This is the part of your commute that puts you in contact with the most germs

Ladders News has written a lot about the shocking number of germs that can survive pretty much on everything you come in contact with on a plane. Your desk at work also makes for a pretty horrifying picture of bacteria. But you would think that if you avoided public transportation on your commute you were probably eliminating a significant amount of germs in your daily life, but new research proves that isn’t so.

A new survey from Expedia found that your car is a cesspool of germs, mostly because of your own doing. With American drivers spending 17,600 minutes behind the wheel each year, that is a solid amount of time. And it turns out many of these drivers don’t really care to take the time to clean their cars. In the survey of 1,000 people, 32% admitted to rarely cleaning out their car and 12% said that they never cleaned the inside of their car.

Grosser than a toilet

If you are someone that uses their car as a trash vestibule, you may want to reconsider. The study found that there are 700 different strains of bacteria in the average vehicle at all times and guess where DEFCON 5 is? The steering wheel. The item you have to touch the most. The average steering wheel was found to have 629 CFU (colony-forming units) per square centimeter. This means your steering wheel is six times germier than your phone (100 CFU), four times dirtier than a toilet seat (172 CFU) and two times dirtier than an elevator button (313 CFU.) In other words, it is disgusting.

As for some of the other super dirty places in your car beside the steering wheel, the cup holder is a close second at 506 CFU, followed by the seatbelt (403 CFU), the inside of the door handle (256 CFU), the gear shifter (115 CFU) and the volume adjuster (99 CFU.) It’s really all quite bad.

But wait, it gets worse. This is the number of germs you come in contact with when you are pumping gas.

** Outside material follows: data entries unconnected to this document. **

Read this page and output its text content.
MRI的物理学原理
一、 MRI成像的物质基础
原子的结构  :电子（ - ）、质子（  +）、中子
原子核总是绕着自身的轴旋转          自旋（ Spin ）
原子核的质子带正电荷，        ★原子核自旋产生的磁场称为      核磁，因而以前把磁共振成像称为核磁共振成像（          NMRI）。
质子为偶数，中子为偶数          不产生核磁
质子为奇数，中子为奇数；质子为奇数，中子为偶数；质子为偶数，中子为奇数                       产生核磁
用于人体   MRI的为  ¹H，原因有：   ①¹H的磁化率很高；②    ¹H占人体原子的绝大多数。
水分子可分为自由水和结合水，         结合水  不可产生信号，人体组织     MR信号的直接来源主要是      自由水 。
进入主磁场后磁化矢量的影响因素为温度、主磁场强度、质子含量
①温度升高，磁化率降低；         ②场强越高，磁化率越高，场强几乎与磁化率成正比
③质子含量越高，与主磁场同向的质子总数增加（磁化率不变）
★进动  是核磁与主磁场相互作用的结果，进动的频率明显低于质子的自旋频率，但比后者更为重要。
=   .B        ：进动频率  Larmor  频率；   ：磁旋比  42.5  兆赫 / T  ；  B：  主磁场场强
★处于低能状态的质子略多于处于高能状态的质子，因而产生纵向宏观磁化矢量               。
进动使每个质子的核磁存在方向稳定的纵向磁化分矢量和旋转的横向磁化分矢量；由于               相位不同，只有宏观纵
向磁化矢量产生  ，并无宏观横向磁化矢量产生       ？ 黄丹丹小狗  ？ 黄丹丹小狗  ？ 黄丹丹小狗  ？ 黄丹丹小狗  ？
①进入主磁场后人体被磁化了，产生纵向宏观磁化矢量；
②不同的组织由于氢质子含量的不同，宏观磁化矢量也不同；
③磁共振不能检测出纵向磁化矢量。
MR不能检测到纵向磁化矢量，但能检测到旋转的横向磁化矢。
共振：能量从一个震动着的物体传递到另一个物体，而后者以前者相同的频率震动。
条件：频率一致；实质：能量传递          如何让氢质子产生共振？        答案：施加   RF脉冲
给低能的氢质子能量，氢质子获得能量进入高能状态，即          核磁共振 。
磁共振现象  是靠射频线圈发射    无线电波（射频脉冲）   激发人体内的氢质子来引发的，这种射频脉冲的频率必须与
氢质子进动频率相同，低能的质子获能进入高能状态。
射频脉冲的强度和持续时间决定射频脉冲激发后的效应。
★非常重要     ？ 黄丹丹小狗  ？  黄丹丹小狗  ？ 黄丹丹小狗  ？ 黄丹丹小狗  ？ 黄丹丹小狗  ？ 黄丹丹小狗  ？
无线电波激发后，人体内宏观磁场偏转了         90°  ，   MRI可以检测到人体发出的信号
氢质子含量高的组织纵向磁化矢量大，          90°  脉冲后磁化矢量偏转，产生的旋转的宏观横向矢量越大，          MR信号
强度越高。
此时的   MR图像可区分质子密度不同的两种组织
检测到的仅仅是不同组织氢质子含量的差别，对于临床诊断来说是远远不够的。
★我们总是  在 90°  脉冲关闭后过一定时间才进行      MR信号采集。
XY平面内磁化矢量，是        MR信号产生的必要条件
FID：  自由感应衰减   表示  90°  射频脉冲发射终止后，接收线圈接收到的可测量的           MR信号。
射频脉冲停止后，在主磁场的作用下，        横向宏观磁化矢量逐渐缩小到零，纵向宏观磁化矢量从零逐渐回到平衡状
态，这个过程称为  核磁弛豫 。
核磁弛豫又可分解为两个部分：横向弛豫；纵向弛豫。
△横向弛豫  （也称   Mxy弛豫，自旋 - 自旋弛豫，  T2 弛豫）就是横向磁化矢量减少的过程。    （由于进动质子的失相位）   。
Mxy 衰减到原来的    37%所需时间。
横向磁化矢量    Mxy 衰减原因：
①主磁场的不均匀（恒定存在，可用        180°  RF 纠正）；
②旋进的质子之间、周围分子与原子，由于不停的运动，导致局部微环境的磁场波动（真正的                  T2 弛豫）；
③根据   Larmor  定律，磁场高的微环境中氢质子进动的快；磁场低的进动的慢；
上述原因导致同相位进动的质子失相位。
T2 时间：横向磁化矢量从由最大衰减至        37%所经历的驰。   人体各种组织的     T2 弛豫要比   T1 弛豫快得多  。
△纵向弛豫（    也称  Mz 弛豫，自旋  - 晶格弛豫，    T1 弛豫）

A gas pump handle has 2 million CFUs because it has been touched by hundreds of people.

OK but what if you take a rideshare or are renting a car for a business trip? Well, you need to be even more careful now. Rideshares are 33% germier than rental cars (6,056 CFU versus (2,001 CFU.)

It is especially scary to think that so many people eat and drink in their cars (20% eat in them on a weekly basis.)

The two most common strains of bacteria found in cars are Staphylococcus which can cause food poisoning and skin infections and Proprionibacterium, which can cause inflammation and infection.

How to eliminate germs

Of course, the simple act of cleaning your car regularly would be immensely helpful but just washing your hands could make a huge difference. yes, there is actually a correct way to wash your hands. And in this very germy season in this already germy world, this should be kept in mind. Robert W. Amler, M.D., M.B.A., dean of the School of Health Sciences and Practice and vice president of government affairs at New York Medical College, and a pediatrician and public health expert, says do this when you are washing your hands.

  • Wash all surfaces and really lather up. Get a good scrub in for at least 20 seconds.
  • Use a towel to dry your hands, no air drying.
  • Soap should be used over sanitizer but if that is all there is opt for the sanitizer.
  • As for temperature, it actually doesn’t make a difference.